I didn’t attend the congress and can only point out http://blog.fefe.de/?ts=ae1a50a0 for that, but I’ve attended lots of conferences myself, know lots of conference staff, and haven’t noticed things of the sort that’s quoted in e.g. mjg59’s articles (which, you might want to know, I also disagreed with). I’m just saying that you shouldn’t over-hype the problem (or just shout “sexism!” (or some other prestressed word) at every corner), and that one shouldn’t assume things are the same all over the world: Differentiate. There’s a difference (hah…) between discrimination and differentiation. Not all countries are equal. A man and a woman aren’t equal. Neither are my brothers and I. This, of course, doesn’t mean they have different rights, value, whatever, but equalising everything is bad. As is going into emotional (irrational; the planet-thread starting at http://ramblingfoo.blogspot.de/2012/12/faulty-logic-confu... was a good example, even with possibly bad taste, of why that's not good) modes.

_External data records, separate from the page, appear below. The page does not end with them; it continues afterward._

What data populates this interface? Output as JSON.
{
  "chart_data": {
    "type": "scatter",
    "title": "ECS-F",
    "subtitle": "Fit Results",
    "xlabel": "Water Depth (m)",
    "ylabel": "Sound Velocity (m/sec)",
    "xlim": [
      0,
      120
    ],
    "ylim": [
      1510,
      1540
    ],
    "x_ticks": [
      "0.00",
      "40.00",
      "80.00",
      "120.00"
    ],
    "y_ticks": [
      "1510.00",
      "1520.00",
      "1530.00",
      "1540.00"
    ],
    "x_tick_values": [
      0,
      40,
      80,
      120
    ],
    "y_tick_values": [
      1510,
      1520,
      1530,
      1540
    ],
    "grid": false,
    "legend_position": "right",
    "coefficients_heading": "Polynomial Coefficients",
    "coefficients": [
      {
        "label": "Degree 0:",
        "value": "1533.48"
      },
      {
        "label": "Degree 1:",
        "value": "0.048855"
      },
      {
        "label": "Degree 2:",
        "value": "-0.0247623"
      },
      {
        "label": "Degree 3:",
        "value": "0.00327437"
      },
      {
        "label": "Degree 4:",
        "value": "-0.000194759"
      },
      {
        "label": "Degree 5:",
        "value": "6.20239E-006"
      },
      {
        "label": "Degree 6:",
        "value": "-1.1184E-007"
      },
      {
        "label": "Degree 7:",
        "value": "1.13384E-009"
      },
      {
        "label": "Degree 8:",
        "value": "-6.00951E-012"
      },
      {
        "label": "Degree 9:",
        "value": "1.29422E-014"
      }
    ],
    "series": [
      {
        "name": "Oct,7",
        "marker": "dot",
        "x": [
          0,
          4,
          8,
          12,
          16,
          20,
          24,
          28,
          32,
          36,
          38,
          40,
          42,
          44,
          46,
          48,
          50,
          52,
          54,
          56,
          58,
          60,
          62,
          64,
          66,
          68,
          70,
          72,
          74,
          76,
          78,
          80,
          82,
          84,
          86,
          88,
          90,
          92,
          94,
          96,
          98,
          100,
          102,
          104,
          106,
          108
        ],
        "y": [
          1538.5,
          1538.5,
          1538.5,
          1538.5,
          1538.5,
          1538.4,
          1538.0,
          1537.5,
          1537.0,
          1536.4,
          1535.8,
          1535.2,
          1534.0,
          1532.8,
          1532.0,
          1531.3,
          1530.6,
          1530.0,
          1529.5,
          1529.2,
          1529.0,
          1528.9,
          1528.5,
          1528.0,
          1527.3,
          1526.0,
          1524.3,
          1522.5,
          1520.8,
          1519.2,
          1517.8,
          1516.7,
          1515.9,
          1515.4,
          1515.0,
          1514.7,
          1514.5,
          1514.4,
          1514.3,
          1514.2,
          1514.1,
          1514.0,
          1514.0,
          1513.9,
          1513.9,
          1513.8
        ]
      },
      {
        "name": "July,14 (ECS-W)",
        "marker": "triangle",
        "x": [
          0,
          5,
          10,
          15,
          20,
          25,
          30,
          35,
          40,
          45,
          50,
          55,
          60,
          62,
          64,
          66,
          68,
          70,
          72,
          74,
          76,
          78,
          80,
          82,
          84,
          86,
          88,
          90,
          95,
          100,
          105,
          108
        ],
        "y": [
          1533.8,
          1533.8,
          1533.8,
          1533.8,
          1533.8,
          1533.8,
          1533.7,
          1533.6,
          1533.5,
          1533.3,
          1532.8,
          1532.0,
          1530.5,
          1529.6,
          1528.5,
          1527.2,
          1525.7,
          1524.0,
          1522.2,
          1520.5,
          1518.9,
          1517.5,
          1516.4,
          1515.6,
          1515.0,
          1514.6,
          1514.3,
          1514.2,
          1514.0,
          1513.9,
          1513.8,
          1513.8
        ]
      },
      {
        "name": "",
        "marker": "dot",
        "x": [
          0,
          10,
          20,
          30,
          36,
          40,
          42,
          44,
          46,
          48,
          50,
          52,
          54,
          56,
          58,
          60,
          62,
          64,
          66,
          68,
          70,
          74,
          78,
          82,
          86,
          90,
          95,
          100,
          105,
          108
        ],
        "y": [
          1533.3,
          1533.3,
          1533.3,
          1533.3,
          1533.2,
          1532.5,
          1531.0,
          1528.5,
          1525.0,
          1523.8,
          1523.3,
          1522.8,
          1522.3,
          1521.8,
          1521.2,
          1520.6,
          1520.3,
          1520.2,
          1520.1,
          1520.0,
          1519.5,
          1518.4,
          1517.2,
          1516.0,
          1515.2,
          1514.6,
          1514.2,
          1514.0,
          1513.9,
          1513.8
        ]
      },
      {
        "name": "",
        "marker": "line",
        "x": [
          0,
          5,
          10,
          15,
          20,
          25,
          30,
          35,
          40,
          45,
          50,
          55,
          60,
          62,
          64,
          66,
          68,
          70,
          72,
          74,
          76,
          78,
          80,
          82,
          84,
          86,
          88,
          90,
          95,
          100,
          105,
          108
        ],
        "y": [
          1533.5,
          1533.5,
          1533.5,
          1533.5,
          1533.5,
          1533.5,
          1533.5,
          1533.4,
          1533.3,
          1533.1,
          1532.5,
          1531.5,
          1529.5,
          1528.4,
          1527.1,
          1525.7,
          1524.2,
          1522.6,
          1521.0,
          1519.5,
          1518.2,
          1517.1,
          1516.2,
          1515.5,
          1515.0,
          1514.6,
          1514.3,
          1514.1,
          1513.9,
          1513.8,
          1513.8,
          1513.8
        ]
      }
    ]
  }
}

As for talking to DDs, well, that just happened to happen in IRC at that time. I’m not even sure who exactly was part of the conversations. But that doesn’t disprove my point either.
Argh! This is not easy to express in English for me because I’m not sure which words or wording may be taboo or trigger for you all.
Maybe this is one of the reasons I can more easierly just chuckle-and-go-on on the “morons” quote. It’s no word of my native language, and I just know it as generic insult, not even its dictionary translation (although I maybe should look it up now), so it’s more abstract. Add to that the proverbial politeness of the Brits and the prudeness of the Americans (the whole “swear words” thing, which is to Germans like being from another galaxy – which is not to say we don’t regard language, but not like THAT, and it’s more than just the letters of a word) which may make them have a different threshold for sensing things as offensive, and you get two effects on it.